Ilustrasi. Foto: Dok MI
Rahmatul Fajri • 26 January 2025 21:46
Jakarta: Direktur Pusat Studi Konstitusi Fakultas Hukum Universitas Andalas (Pusako Unand), Charles Simabura berpendapat RUU Kepemiluan rawan diakali ketika menggunakan model omnibus law. Ia khawatir DPR hanya merevisi pasal-pasal yang punya nilai strategis.
Diketahui, revisi sejumlah undang-undang terkait kepemiluan, seperti UU Pemilu dan Pilkada sudah digulirkan DPR dan pemerintah sejak rangkaian pemilu dan pilkada di 2024 berakhir. Revisi kedua undang-undang itu pun sudah dimasukkan dalam Program Legislasi Nasional (Prolegnas) Prioritas 2025. DPR sempat menggulirkan gagasan untuk merevisi UU Pemilu dan Pilkada dalam satu paket dengan model omnibus.

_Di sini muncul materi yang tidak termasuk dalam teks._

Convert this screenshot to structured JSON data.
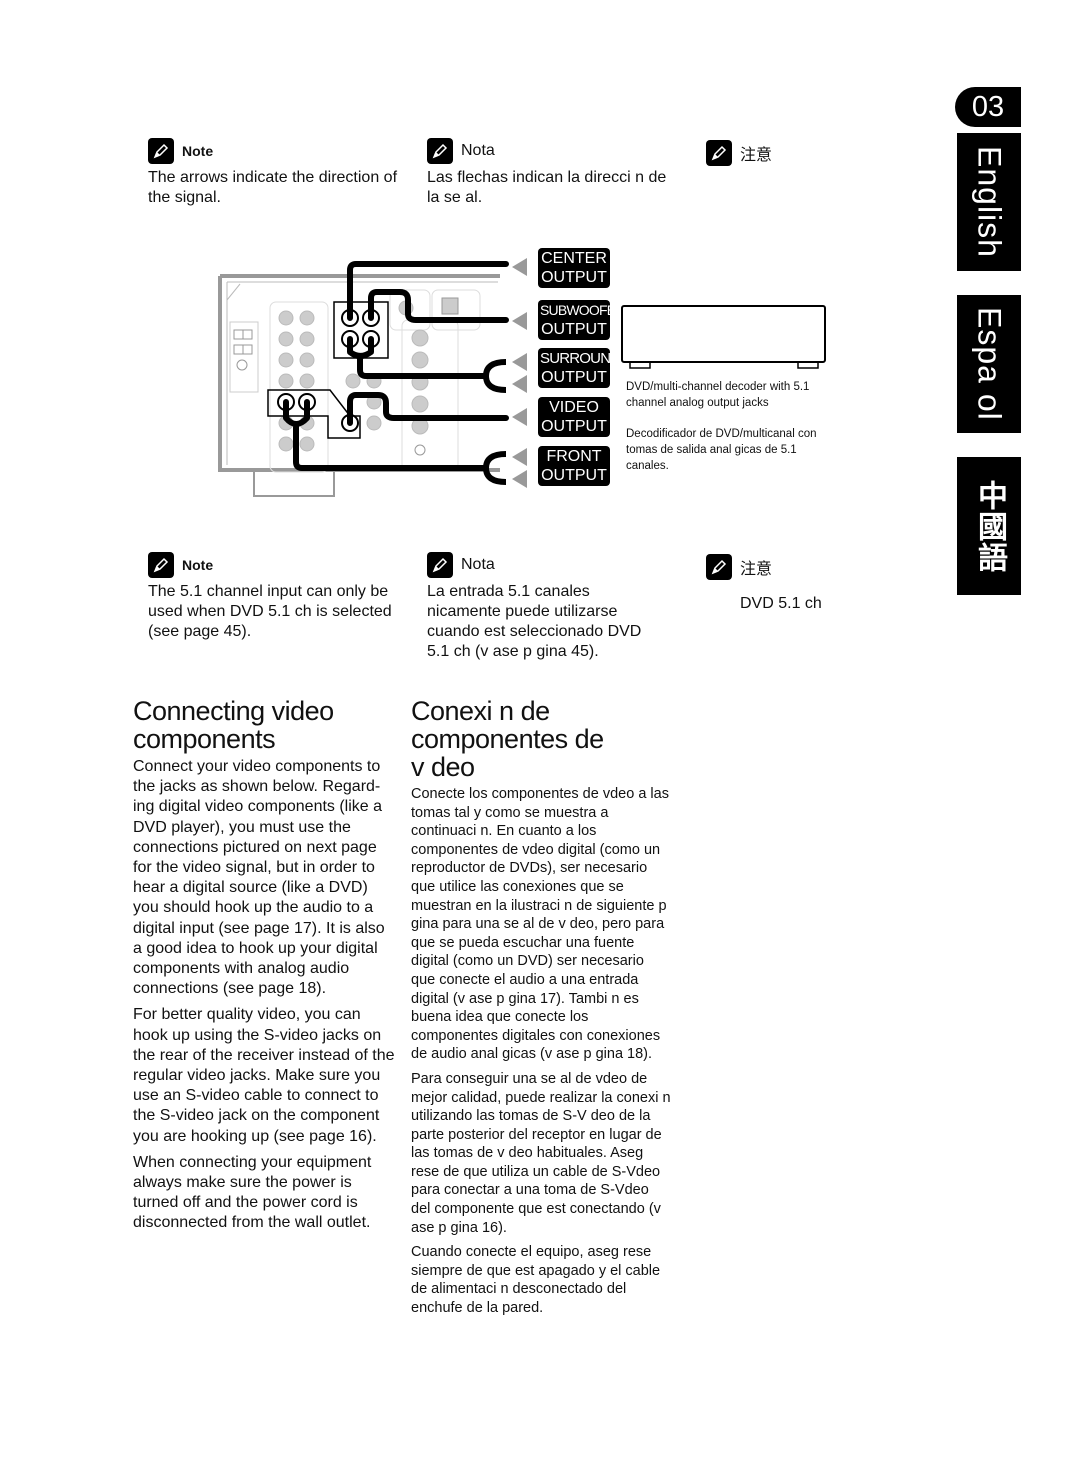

"Kalau kita menggunakan omnibus law itu tadi saya khawatir ada cherry picking. Hanya pasal yang krusial diperdebatkan padahal hampir 155 pengujian UU Pemilu di MK yang kemudian tersebar. DPR kan kadang membiarkan saja dan hanya mau berbicara tentang Presidential Threshold mungkin. Hal lain yang mungkin secara politis punya nilai strategis bagi mereka," kata Charles, sesi diskusi secara daring yang diselenggarakan Perludem, Minggu, 26 Januari 2025.

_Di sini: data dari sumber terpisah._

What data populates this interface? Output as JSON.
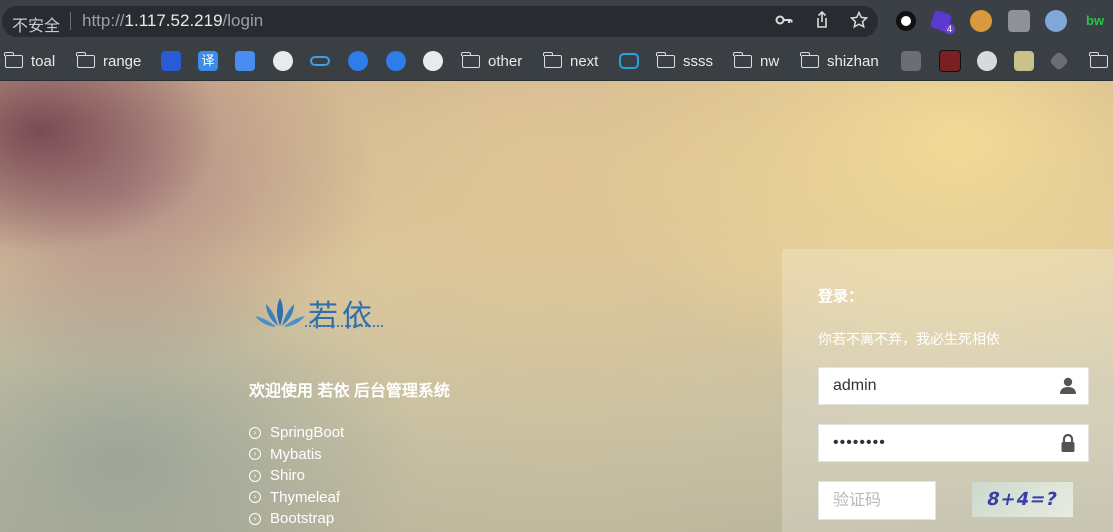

Charles mengatakan dalam membangun satu kesatuan sistem pemilu dan perundang-undangan Pemilu, maka perlu aturan yang terintegrasi. Ia mengatakan metode kodifikasi lebih cocok untuk merevisi UU Pemilu dan UU Pilkada tersebut.
"Kalau metode omnibus mereka pilih saja. Tapi kalau mau lebih dalam, mumpung waktunya panjang pakai metode kodifikasi sehingga dia mengadopsi jangan hanya bicara putusan MK yang dampak politis saja," katanya.